XXXVII. Владимирки жизни
Ослабевшая после выкидыша Наталья Николаевна уехала с детьми в Полотняный Завод, майоратное имение брата в Калужской. По Петербургу поползли всякие коммеражи. На ушко за верное передавали, что она выкинула оттого, что бешено ревнивый муж избил ее. Жизнь продолжала трепать Пушкина все больнее и больнее. Чтобы не участвовать в придворных церемониях, где он, камер-юнкер, должен был бы выступать наряду с мальчишками, он сказывался больным. Долги давили его беспощадно и не только уже свои, но и беспечного «дражайшего» и не менее беспечного брата. В довершение всего полиция вскрыла его письмо к жене и оно пошло гулять по городу. Страшного в письме не было ничего, но оно возбуждало толки. Пушкин взбесился и дал волю своему негодованию не только в дневнике своем, но и в речах.
«…Государю неугодно было, что о своем камер-юнкерстве отзывался я не с умилением и благодарностью, – писал он в дневнике, – но я могу быть подданным, даже рабом, но холопом и шутом не буду и у царя небесного. Однако, какая глубокая безнравственность в привычках нашего правительства! Полиция распечатывает письма мужа к жене и приносит их читать к царю (человеку благовоспитанному и честному), и царь не стыдится в том признаться – и давать ход интриге!.. Что ни говори, мудрено быть самодержцем…»
Он почувствовал, что не менее мудрено быть верноподданным самодержца и вести государственную линию, и в письмах к жене стал мечтать о том, как было бы хорошо «плюнуть на Петербург, да подать в отставку, да уехать в Болдино, да жить барином… Неприятна зависимость, особенно когда лет двадцать человек был независим. Это не упрек тебе, – торопился он прибавить, – а ропот на самого себя…».

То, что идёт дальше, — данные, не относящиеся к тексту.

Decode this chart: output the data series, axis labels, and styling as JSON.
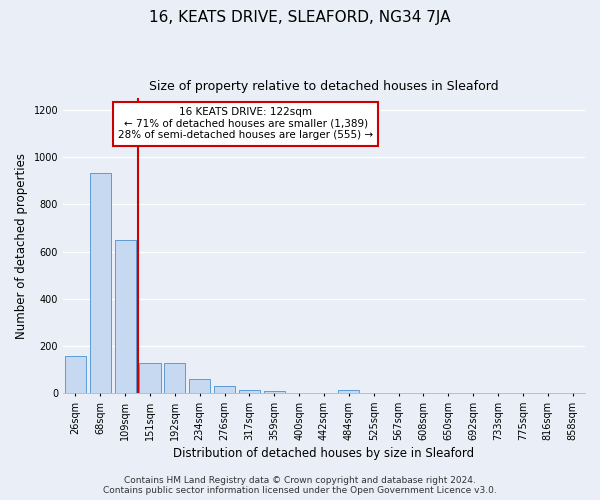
{
  "title": "16, KEATS DRIVE, SLEAFORD, NG34 7JA",
  "subtitle": "Size of property relative to detached houses in Sleaford",
  "xlabel": "Distribution of detached houses by size in Sleaford",
  "ylabel": "Number of detached properties",
  "bar_color": "#c6d9f1",
  "bar_edge_color": "#5b9bd5",
  "bin_labels": [
    "26sqm",
    "68sqm",
    "109sqm",
    "151sqm",
    "192sqm",
    "234sqm",
    "276sqm",
    "317sqm",
    "359sqm",
    "400sqm",
    "442sqm",
    "484sqm",
    "525sqm",
    "567sqm",
    "608sqm",
    "650sqm",
    "692sqm",
    "733sqm",
    "775sqm",
    "816sqm",
    "858sqm"
  ],
  "bar_values": [
    155,
    935,
    650,
    128,
    128,
    57,
    30,
    14,
    10,
    0,
    0,
    14,
    0,
    0,
    0,
    0,
    0,
    0,
    0,
    0,
    0
  ],
  "ylim": [
    0,
    1250
  ],
  "yticks": [
    0,
    200,
    400,
    600,
    800,
    1000,
    1200
  ],
  "property_line_x": 2.5,
  "property_line_color": "#cc0000",
  "annotation_line1": "16 KEATS DRIVE: 122sqm",
  "annotation_line2": "← 71% of detached houses are smaller (1,389)",
  "annotation_line3": "28% of semi-detached houses are larger (555) →",
  "annotation_box_color": "#ffffff",
  "annotation_box_edge": "#cc0000",
  "footer_line1": "Contains HM Land Registry data © Crown copyright and database right 2024.",
  "footer_line2": "Contains public sector information licensed under the Open Government Licence v3.0.",
  "background_color": "#eaeff7",
  "plot_bg_color": "#eaeff7",
  "grid_color": "#ffffff",
  "title_fontsize": 11,
  "subtitle_fontsize": 9,
  "xlabel_fontsize": 8.5,
  "ylabel_fontsize": 8.5,
  "footer_fontsize": 6.5,
  "tick_fontsize": 7,
  "annot_fontsize": 7.5
}
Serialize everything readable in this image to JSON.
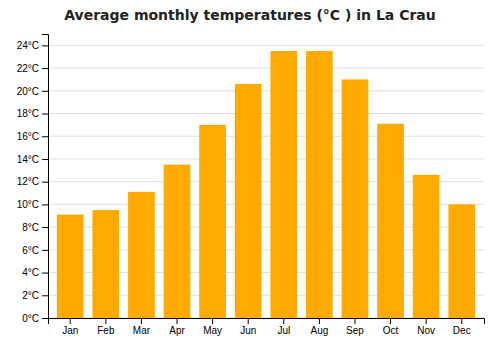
{
  "chart_data": {
    "type": "bar",
    "title": "Average monthly temperatures (°C ) in La Crau",
    "categories": [
      "Jan",
      "Feb",
      "Mar",
      "Apr",
      "May",
      "Jun",
      "Jul",
      "Aug",
      "Sep",
      "Oct",
      "Nov",
      "Dec"
    ],
    "values": [
      9.1,
      9.5,
      11.1,
      13.5,
      17.0,
      20.6,
      23.5,
      23.5,
      21.0,
      17.1,
      12.6,
      10.0
    ],
    "color": "#FFAA00",
    "ylim": [
      0,
      25
    ],
    "yticks": [
      {
        "value": 0,
        "label": "0°C"
      },
      {
        "value": 2,
        "label": "2°C"
      },
      {
        "value": 4,
        "label": "4°C"
      },
      {
        "value": 6,
        "label": "6°C"
      },
      {
        "value": 8,
        "label": "8°C"
      },
      {
        "value": 10,
        "label": "10°C"
      },
      {
        "value": 12,
        "label": "12°C"
      },
      {
        "value": 14,
        "label": "14°C"
      },
      {
        "value": 16,
        "label": "16°C"
      },
      {
        "value": 18,
        "label": "18°C"
      },
      {
        "value": 20,
        "label": "20°C"
      },
      {
        "value": 22,
        "label": "22°C"
      },
      {
        "value": 24,
        "label": "24°C"
      }
    ],
    "grid": true
  }
}
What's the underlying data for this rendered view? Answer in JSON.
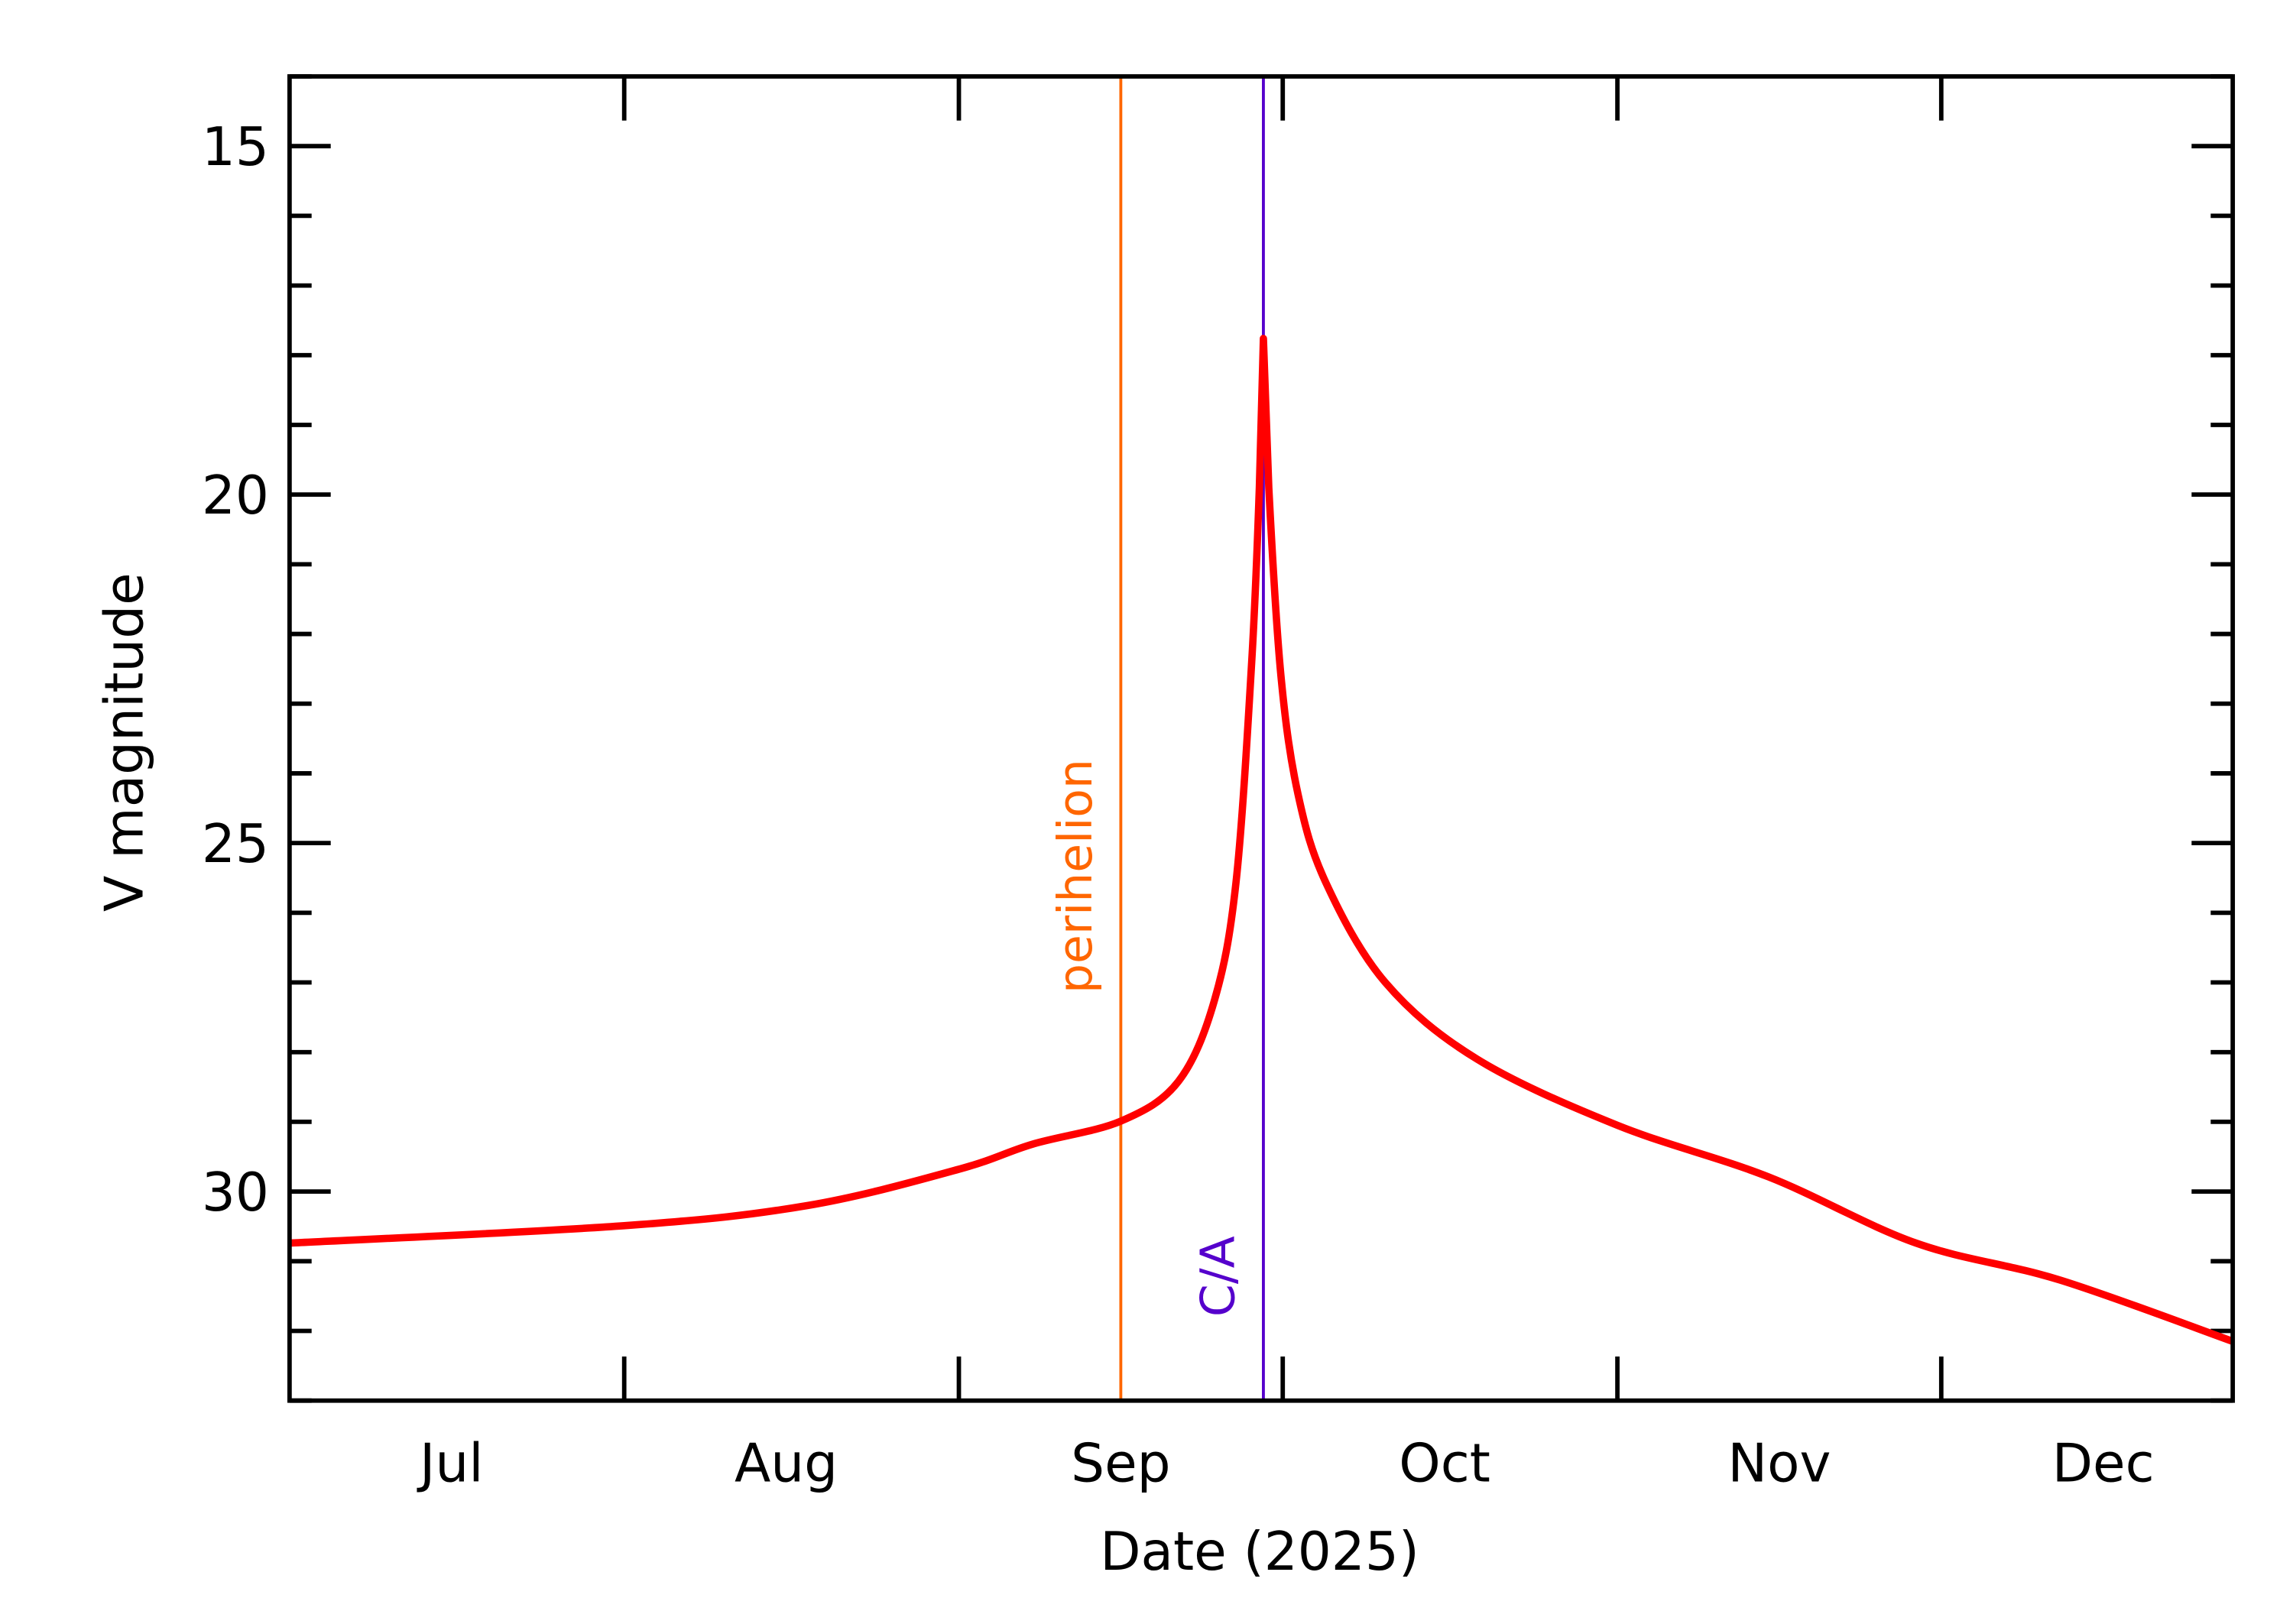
{
  "chart_data": {
    "type": "line",
    "title": "",
    "xlabel": "Date (2025)",
    "ylabel": "V magnitude",
    "xlim": [
      "2025-07-01",
      "2025-12-28"
    ],
    "ylim": [
      33.0,
      14.0
    ],
    "y_inverted": true,
    "grid": false,
    "x_tick_labels": [
      {
        "label": "Jul",
        "date": "2025-07-16"
      },
      {
        "label": "Aug",
        "date": "2025-08-16"
      },
      {
        "label": "Sep",
        "date": "2025-09-16"
      },
      {
        "label": "Oct",
        "date": "2025-10-16"
      },
      {
        "label": "Nov",
        "date": "2025-11-16"
      },
      {
        "label": "Dec",
        "date": "2025-12-16"
      }
    ],
    "x_major_ticks": [
      "2025-08-01",
      "2025-09-01",
      "2025-10-01",
      "2025-11-01",
      "2025-12-01"
    ],
    "y_tick_labels": [
      15,
      20,
      25,
      30
    ],
    "y_minor_step": 1,
    "series": [
      {
        "color": "#ff0000",
        "x": [
          "2025-07-01T00:00",
          "2025-08-01T00:00",
          "2025-08-18T00:00",
          "2025-09-01T00:00",
          "2025-09-07T20:00",
          "2025-09-16T00:00",
          "2025-09-21T08:00",
          "2025-09-24T16:00",
          "2025-09-26T16:00",
          "2025-09-28T03:00",
          "2025-09-28T20:00",
          "2025-09-29T05:00",
          "2025-09-29T17:00",
          "2025-09-30T20:00",
          "2025-10-02T10:00",
          "2025-10-05T00:00",
          "2025-10-10T12:00",
          "2025-10-19T00:00",
          "2025-11-01T00:00",
          "2025-11-15T00:00",
          "2025-11-28T16:00",
          "2025-12-12T00:00",
          "2025-12-28T00:00"
        ],
        "y": [
          30.74,
          30.49,
          30.2,
          29.68,
          29.32,
          28.99,
          28.42,
          27.26,
          25.57,
          22.4,
          19.9,
          17.76,
          19.9,
          22.6,
          24.3,
          25.57,
          27.0,
          28.1,
          29.05,
          29.79,
          30.74,
          31.27,
          32.15
        ]
      }
    ],
    "annotations": [
      {
        "label": "perihelion",
        "date": "2025-09-16",
        "color": "#ff6600"
      },
      {
        "label": "C/A",
        "date": "2025-09-29T05:00",
        "color": "#5500cc"
      }
    ]
  }
}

Он с головой уходил в работу – денег, денег, денег! А когда он набрал их несколько, то в один присест, в поисках забвения, спустил их все сразу в карты. И, чувствуя, что он выбивается из последних сил, что он больше прямо не может, он вдруг послал Бенкендорфу прошение об отставке. По всему фирмаменту пошел великий шум: какая дерзость! Жуковский пришел прямо в неистовство и разбранил своего друга, а потом бросился к Бенкендорфу, бросился к царю и, в конце концов, добился-таки своего: Пушкин попросил прощения и у Бенкендорфа, и у царя и – снова сел на цепь. Николай смилостивился: «Я ему прощаю, – написал он Бенкендорфу, – но позовите его, чтобы еще раз объяснить ему всю бессмысленность его поведения и чем все это может кончиться. То, что может быть простительно двадцатилетнему безумцу, не может применяться к человеку 35-и лет, мужу и отцу семейства». И, сев снова на цепь, Пушкин вздохнул с облегчением: «Главное то, – объяснял он в письме Натали, – что я не хочу, чтобы меня могли подозревать в неблагодарности. Это хуже либерализма…» И, чтобы передохнуть, он помчался к семье в Полотняный Завод, но пробыл там недолго и понесся в Болдино: была уже осень и он хотел в уединении поработать. Да и с имением что-нибудь нужно же было сделать. Михайла Иванов денег не давал, он попытался заменить его другими, но из этого ничего не вышло и снова все оказалось в руках толстяка. Теперь Михайла Иванов держал себя покорным господской воле и приводил Пушкина в бешенство постоянным повторением:
– Как вам будет угодно… Как прикажете, так и будет…
Пушкин не знал, что ему угодно и что он должен приказать. Все, что ему от имения было нужно, были деньги, а Михайла Иванов говорил уныло, что денег нет.